Say what? (59)
Since Amy’s visit to Oeiras to view their nativity, we have been quizzing Portuguese people on how to pronounce Oeiras, and thinking about whether the town would be a fit for us. Yesterday we took a day trip to try it on for size.
From our doorstep it took just over an hour to walk to the Avenida Metro stop (swinging in to visit with our pharmacist on the way); ride to Cais do Sodre station; hop the suburban train; and disembark in Oeiras, which bills itself as 20 minutes from Lisbon. While 20 minutes is the length of the train ride, most people will need to travel some on both ends of that train to actually get where they’re going. Popping in to Lisbon for church or board games? Best to figure at least 45 minutes total travel time each way.
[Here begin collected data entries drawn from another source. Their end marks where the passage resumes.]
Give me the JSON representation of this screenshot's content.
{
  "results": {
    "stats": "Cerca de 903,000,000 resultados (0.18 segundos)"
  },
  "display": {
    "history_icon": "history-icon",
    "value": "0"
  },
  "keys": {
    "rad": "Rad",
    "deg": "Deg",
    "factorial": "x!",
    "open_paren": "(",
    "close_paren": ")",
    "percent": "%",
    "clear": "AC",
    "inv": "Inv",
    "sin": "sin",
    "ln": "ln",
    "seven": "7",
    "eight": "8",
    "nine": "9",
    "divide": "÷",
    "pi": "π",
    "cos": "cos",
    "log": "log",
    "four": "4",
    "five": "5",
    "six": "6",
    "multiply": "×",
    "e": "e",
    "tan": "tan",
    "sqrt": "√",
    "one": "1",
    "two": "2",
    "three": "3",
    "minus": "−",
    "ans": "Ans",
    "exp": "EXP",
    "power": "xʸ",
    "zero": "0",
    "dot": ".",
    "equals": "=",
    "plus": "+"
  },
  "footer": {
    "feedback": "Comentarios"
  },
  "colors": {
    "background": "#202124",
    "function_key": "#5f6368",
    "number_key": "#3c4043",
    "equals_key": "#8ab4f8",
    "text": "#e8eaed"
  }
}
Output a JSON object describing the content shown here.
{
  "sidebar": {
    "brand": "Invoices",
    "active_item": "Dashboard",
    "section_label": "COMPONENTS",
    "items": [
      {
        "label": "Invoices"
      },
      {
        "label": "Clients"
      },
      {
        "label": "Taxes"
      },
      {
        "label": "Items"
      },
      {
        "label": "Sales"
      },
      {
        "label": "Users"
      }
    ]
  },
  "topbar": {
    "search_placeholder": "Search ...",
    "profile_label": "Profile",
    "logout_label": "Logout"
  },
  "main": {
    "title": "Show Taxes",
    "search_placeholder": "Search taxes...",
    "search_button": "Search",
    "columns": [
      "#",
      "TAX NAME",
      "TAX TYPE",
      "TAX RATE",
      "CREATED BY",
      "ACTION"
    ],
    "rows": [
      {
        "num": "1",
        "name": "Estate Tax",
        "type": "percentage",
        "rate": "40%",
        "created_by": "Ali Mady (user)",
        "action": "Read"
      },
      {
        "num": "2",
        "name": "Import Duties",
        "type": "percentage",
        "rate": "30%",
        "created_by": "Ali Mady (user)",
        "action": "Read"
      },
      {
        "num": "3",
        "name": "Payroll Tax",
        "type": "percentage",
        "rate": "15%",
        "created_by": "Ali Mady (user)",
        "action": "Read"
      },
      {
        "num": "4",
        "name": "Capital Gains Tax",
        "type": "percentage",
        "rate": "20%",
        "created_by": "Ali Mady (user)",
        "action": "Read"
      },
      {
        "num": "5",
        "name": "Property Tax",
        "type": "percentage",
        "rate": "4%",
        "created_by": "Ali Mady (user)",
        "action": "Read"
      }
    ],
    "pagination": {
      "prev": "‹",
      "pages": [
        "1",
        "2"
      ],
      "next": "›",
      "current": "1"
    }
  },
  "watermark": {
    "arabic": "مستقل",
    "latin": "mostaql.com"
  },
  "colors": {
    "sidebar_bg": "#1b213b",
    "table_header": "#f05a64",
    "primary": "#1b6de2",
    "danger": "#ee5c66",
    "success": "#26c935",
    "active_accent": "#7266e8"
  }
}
Oeiras is adorable. The first thing we stumbled across is the Jardim Municipal de Oeiras. Partly closed for renovation, the open section was fabulous. Huge trees, pedestrian walkways, and flowers.
On the other side of the street was the Jardim das Flores, which was also closed, for renovations to the Palácio do Marquês de Pombal. Busy place! Turns out the Jardins do Palácio Marquês de Pombal, just around the corner, was open, but we didn’t realize it. Pooh.
From there it was just a skip to the Centro Histórico where we found a sidewalk sign advertising Salti - true Italian pizzeria. Hard to think about living in a town without pizza so we gave it a go. It was absolutely charming inside, and had the cutest little patio temptingly awaiting warmer days. We sat by the wood-fired oven!
Sated, we meandered the historic section. We loved the height of the buildings - not so tall - and enjoyed the different tile patterns along the way. We soaked up the sun in a square, and then hiked to a Pingo Doce grocery store to see the area around it.
Along the way to Pingo Doce we ran into the ocean. Well, ok, we didn’t run into the ocean, but we saw it! The combination of the ocean and the historic area is one of the amazing features that attracted us to Oeiras. Sadly, in our case, it seems that the walk from one to the other means levitating over a four-lane highway smack up against the beach. Our levitation abilities having decreased with age, we decided to hike it to the nearest crossing.
Why are highways so loud? And sidewalks along them full of litter and fear of being run down? At some point one of us shouted as the 18-wheeler went by, you do realize that the beach will be just as noisy? We pivoted to finding the Pingo Doce, located as expected amongst the soul-less apartment buildings that could be anywhere. When the PD turned out to be missing some of the items we rely on, we had a break and talked about how Oeiras was working out for us.
Yes, we love the historic area. We love the parks. We love the smaller scale of housing. However. At no time in our wanderings around the historic center did we come across something Amy had not seen on her previous visit. The area of town we like is just a few blocks. Which means less walking and exploring and stumbling on new things. And those are turning out to be vital characteristics for us in a place to live.
We loved the sheer number of parks/green spaces - it reminded us of Braga. We prefer Braga’s style of more carefully planted and maintained gardens in those spaces.
We loved the canal, with its water fowl and fish and little birds. We have not seen an area of water that attracts as much wildlife in either Braga or Lisbon.
We liked the historic area - not as wonderfully old as Braga, but it is beautiful.
In the end, we found Oeiras - or at least the area we would prefer to frequent - too small. It seemed so much smaller than Braga, which felt like a good size to us.
We had good conversations about what we really want in a place to live, which definitely made it worth the
20 60 minute trip.
That’s all for now.
Love from Lisbon,
Scott & Amy
I fell in love with the historic center of Oeiras. It is sooo charming! But most of the broader Oeiras "concelho" - sadly, not so much.
I know a lot of people love Parede. We would seriously look into living there if it weren't too far from the teen's school & volleyball practices. You guys might check it out on your next adventure!
Hi Amy and Scott-
I love hearing about these side trips! A lovely (vicarious) excursion for me from my sofa on a cold January night. The sunshine is nice.... something I vaguely remember!